My tenant and friend Carol asked me, this morning, if I'd missed blogging, and I stared blankly at her. She had read my resolution to stop for two weeks, believed it and stopped reading! Ah well. I did try.
Today's treat: a thoughtful, moving, funny, beautifully made documentary at the Bloor, "Al Purdy was here," about one of Canada's great poets, and about a time in our young country when Can lit was beginning to bloom and poetry mattered. A time when there were great hairy priapic poets like Irving Layton, Leonard Cohen and the young Michael Ondaatje, and wild-haired eccentrics like Milton Acorn and Purdy - and a few courageous women like Margaret Atwood, who appears often in the film showing off her very dry wit (telling a story about Purdy peeing on her car, among other tales). The doc shows how Purdy nurtured young male poets in a way he could not care for his own two sons, one by his long-suffering, heroic wife with the magnificent name Eurithe, the living star of this film, and the other by a woman he left Eurithe for and married briefly. In a telling moment, Steve Heighton, a poet, tells of bringing his baby to visit Purdy and trying to put the babe in Purdy's arms. "Get that thing away from me!" was his response. Not a good dad, no, or husband, I'm sure, in many ways. But a cultural icon, a hard-working, brave and crazy man of words at a time when writers could easily starve. As, hard-working, brave and crazy as ever, they still can.
There's lots of music in the film, weaving in the story of how Purdy's life and work continues to inspire young musicians and writers. Part of the tale is about his famous A-frame house on a lake in Prince Edward Country, and the successful effort to turn it into a writer's retreat. And a wonderful on-going bit: there's a bronze statue of Purdy in Queen's Park that has a mysterious Twitter handle - @statueofalpurdy - and tweets regularly, though the doc does not tell us who the posts come from.
I had thought, when I arrived at the Hot Docs Cinema, that a 2 p.m. New Year's day documentary about a dead Canadian poet would have an audience of seven people. But there was a huge crowd, many of them writers and artists - I saw playwrights, a biographer, an essayist and a novelist - though no poets, perhaps because I know very few and wouldn't recognize them. It made me proud to be a small part of that world, Canlit today in its many forms. In one of the last moments of the film, Purdy asks why people waste time building skyscrapers when they could be writing poetry. And at the end of this powerful documentary, we understand what he means. All I wanted to do, as I left, was to go home and write a poem. Instead, here I am, blogging to you.
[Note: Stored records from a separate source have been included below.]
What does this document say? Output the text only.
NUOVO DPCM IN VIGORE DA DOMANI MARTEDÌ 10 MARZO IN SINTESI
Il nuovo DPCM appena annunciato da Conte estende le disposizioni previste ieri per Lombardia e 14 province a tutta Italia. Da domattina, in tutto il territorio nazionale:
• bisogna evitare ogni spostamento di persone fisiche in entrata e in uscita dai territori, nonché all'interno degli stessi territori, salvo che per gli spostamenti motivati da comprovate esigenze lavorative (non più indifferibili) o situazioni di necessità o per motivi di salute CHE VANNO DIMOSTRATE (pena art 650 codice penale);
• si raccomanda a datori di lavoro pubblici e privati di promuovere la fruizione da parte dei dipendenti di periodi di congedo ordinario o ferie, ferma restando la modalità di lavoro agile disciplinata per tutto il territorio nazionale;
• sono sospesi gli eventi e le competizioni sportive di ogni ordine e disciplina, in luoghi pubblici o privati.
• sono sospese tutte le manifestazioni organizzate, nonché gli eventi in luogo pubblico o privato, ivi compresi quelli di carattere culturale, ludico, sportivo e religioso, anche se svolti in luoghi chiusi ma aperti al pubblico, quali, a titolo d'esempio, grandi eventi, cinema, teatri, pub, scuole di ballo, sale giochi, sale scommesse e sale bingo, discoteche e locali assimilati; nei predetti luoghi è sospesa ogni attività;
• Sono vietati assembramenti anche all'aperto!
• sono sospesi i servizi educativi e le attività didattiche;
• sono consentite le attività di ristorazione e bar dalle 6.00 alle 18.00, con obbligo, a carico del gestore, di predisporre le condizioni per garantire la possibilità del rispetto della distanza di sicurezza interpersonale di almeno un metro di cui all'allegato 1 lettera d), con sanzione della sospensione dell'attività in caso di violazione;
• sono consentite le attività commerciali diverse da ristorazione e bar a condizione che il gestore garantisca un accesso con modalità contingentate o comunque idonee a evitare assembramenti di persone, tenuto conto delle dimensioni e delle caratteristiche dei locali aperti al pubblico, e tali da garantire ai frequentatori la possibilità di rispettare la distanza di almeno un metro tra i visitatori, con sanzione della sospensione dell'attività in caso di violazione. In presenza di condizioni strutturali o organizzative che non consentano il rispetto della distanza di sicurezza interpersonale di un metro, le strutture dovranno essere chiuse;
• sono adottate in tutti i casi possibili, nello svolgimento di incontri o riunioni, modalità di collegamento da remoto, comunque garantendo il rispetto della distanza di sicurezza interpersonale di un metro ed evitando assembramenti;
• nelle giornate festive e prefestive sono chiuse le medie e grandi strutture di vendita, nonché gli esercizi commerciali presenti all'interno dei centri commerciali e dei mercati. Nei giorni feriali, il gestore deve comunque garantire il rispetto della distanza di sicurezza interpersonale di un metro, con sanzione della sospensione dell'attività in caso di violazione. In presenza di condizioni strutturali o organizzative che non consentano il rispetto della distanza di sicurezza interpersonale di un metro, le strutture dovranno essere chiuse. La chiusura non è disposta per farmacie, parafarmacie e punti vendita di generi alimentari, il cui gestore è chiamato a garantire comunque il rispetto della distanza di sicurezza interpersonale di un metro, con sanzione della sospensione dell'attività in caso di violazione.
If you're interested in writing, in Canada, in a fascinating life well lived, see this film.
Here's an excerpt of the poem by Milton Acorn, Al Purdy's good friend, that appears at the beginning of my book about writing, True to Life:
Nevertheless I'm a gift
Offered with no conditions
To you. Since I damn well exist
You do too.
Before I leave you - the last night for Christmas leftovers, and then a PBS special showing of Sherlock, what joy, set in the 1890's - I'd like to go on a bit about last year. About what, in the spirit of Oliver Sacks, I'm grateful for. So much. So much.
Family: busy healthy children, busy healthy older grandson, a new grandson who's healthy - yes, a wonky foot, soon fixed by our free health care system. I could not be more grateful for this.
Health: finding out I do not have osteoporosis any more. Amazing. More cheese please.
Friends: visiting all my nearest and dearest this year, not just the dear ones in Toronto, but Lynn and Denis in France, Penny in England and Hawaii, Patsy and Shari visiting here from B.C., Margaret and Chris in Vancouver, Bruce in Vancouver and Italy - thank you, brilliant fellow traveller - Lani here for my birthday. Wonderful friends.
Travel - Europe, Vancouver, Hawaii. Next year Vancouver, maybe New York, who knows?
Politics - in the madness that is our world, the election of a decent, sane, kind-hearted man. It seems a miracle and I know difficult times will come. But for now, my country beams.
Art - film, painting, dance, music - and words. Words words words. For all I've absorbed this year of the inspiring and beautiful work of my fellow artists, especially writers - thank you.
Thank you. And now this non-blogger is going to have a glass of wine and put her feet up for the night.